特筆すべき植生では、オオシラビソ林を成立させず、ミヤマナラ林が広範囲に見られること。オオシラビソ林は谷川連峰西部の平標山直下の西側に僅かに認められる。個々には仙ノ倉やオキの耳北側(枯損)に自生している。また、ブナ林が山腹を被い、代表的な群集ではオオバクロモジーブナ群集である。

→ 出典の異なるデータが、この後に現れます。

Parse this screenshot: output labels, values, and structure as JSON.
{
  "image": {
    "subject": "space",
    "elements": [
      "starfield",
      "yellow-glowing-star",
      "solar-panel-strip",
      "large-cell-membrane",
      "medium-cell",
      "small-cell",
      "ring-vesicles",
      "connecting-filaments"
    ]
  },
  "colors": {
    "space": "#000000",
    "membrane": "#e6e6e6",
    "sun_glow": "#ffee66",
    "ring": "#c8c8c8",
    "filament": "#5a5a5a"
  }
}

ブナ林の林床や主稜線などにチシマザサ草原が広がりを見せ、群馬県側の風背地には雪田群落が随所に見られる。

また、日本海要素と太平洋要素の中間点には、ミヤコザサが帯状に分布していることも大きな特徴である(ミヤコザサ線)。このミヤコザサ線は町内では、西から入須川、猿ヶ京、大峰山、三峰山、迦葉山(沼田市)を結ぶところを通っています。